Nevertheless, the longer weight loss duration compensates for the lower rate of weight loss such that there is still greater weight loss over a longer weight loss program compared to a shorter weight loss program. Using our predictive equation, we calculated the rate of weight loss with an 8-week weight loss period in a 45-y old prescribed a 3500 kcal/wk deficit to be -0.66 kg/wk. The rate of weight loss for a 16-week study is -0.52 kg/wk. However, total weight loss during the 8-week study would be 5.3 kg compared to 8.3 kg for the 16 week study.

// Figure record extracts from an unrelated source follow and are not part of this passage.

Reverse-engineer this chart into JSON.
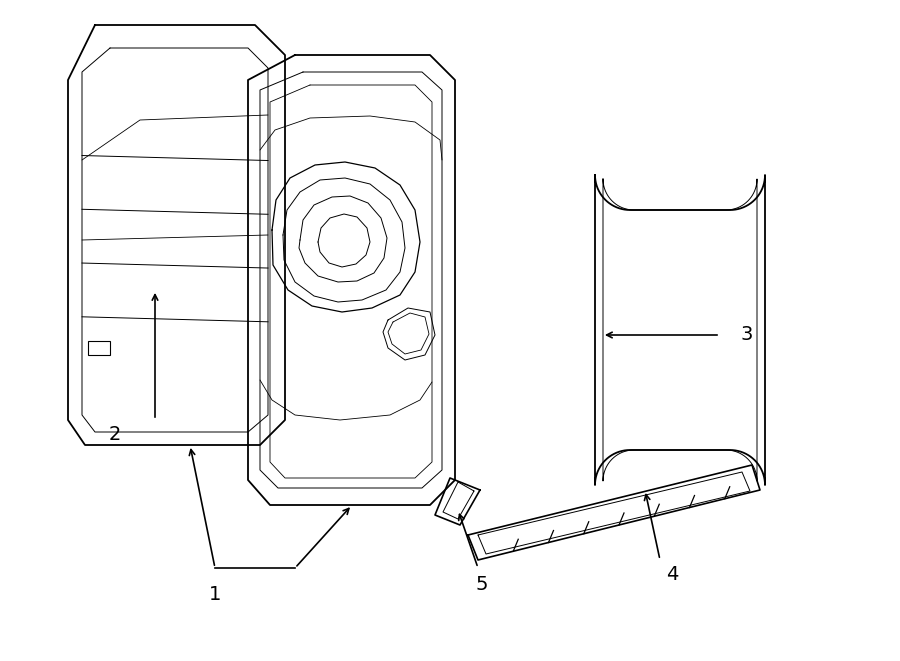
{
  "background_color": "#ffffff",
  "line_color": "#000000",
  "fig_width": 9.0,
  "fig_height": 6.61,
  "dpi": 100
}
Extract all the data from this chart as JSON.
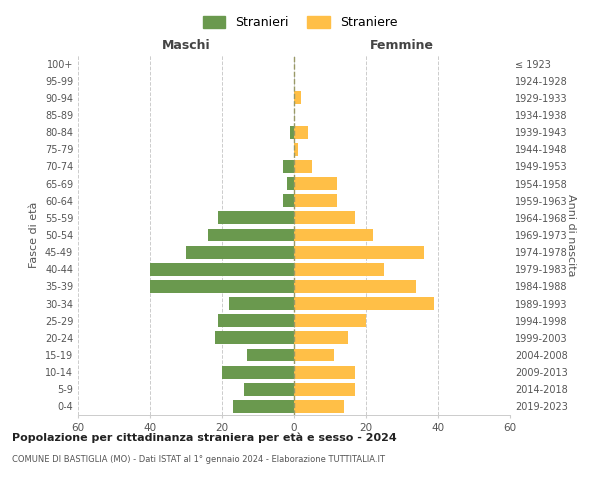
{
  "age_groups": [
    "0-4",
    "5-9",
    "10-14",
    "15-19",
    "20-24",
    "25-29",
    "30-34",
    "35-39",
    "40-44",
    "45-49",
    "50-54",
    "55-59",
    "60-64",
    "65-69",
    "70-74",
    "75-79",
    "80-84",
    "85-89",
    "90-94",
    "95-99",
    "100+"
  ],
  "birth_years": [
    "2019-2023",
    "2014-2018",
    "2009-2013",
    "2004-2008",
    "1999-2003",
    "1994-1998",
    "1989-1993",
    "1984-1988",
    "1979-1983",
    "1974-1978",
    "1969-1973",
    "1964-1968",
    "1959-1963",
    "1954-1958",
    "1949-1953",
    "1944-1948",
    "1939-1943",
    "1934-1938",
    "1929-1933",
    "1924-1928",
    "≤ 1923"
  ],
  "males": [
    17,
    14,
    20,
    13,
    22,
    21,
    18,
    40,
    40,
    30,
    24,
    21,
    3,
    2,
    3,
    0,
    1,
    0,
    0,
    0,
    0
  ],
  "females": [
    14,
    17,
    17,
    11,
    15,
    20,
    39,
    34,
    25,
    36,
    22,
    17,
    12,
    12,
    5,
    1,
    4,
    0,
    2,
    0,
    0
  ],
  "male_color": "#6a994e",
  "female_color": "#ffbf47",
  "title_main": "Popolazione per cittadinanza straniera per età e sesso - 2024",
  "title_sub": "COMUNE DI BASTIGLIA (MO) - Dati ISTAT al 1° gennaio 2024 - Elaborazione TUTTITALIA.IT",
  "ylabel_left": "Fasce di età",
  "ylabel_right": "Anni di nascita",
  "maschi_label": "Maschi",
  "femmine_label": "Femmine",
  "legend_stranieri": "Stranieri",
  "legend_straniere": "Straniere",
  "xlim": 60,
  "background_color": "#ffffff",
  "grid_color": "#cccccc"
}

A strength of our analysis was that we found many published studies with a wide range of baseline BMI, age, and length to examine the impact of these factors on rate of weight loss. However, we are limited in the number of men included in these studies and the factors on which studies reported. Other factors that impact the rate of weight loss, such as state of change or motivation to lose weight, were not considered in our analyses. The degree to which the rate of weight loss is affected by the inclusion of these other factors in a model estimate is uncertain. Moreover, the impact of exercise on rate of weight loss was difficult to assess because of the limited details provided in most studies. Therefore, our predictive equation may not be so applicable to men and may underestimate the rate of the weight loss that can be achieved with dietary weight loss counseling. However, Williamson et al. reported that dietary adherence had a lesser predictive value on weight loss than behavioral adherence (4) and the factors included here tended to reflect behavioral rather than dietary adherence. In addition, our study included only published observations, which could have introduction some publication bias.

CONCLUSIONS

Finally, our data provide important information concerning participant and intervention characteristics that are associated with rate of weight loss. Specifically, one must take a person’s age, initial body weight, and study length into account when prescribing a caloric deficit for weight loss. Older adults with a greater body weight can be predicted to lose weight at a faster rate than younger, lower-weight adults, and this rate is diminished as the length of the study increases. Although we realize that each situation is unique in clinical practice, our results provide clinicians, dietary counselors, and weight loss researchers an empirical tool with which to estimate the rate of weight loss that can be expected given a fixed prescribed caloric deficit, study length, frequency of dietary counseling, and individual characteristics. In addition, agencies and groups developing guidelines may need to take several factors, such as population age and starting body weight, into consideration when formulating a suggested caloric deficit. This would lead to more realistic expectations regarding the obtained rate of weight loss.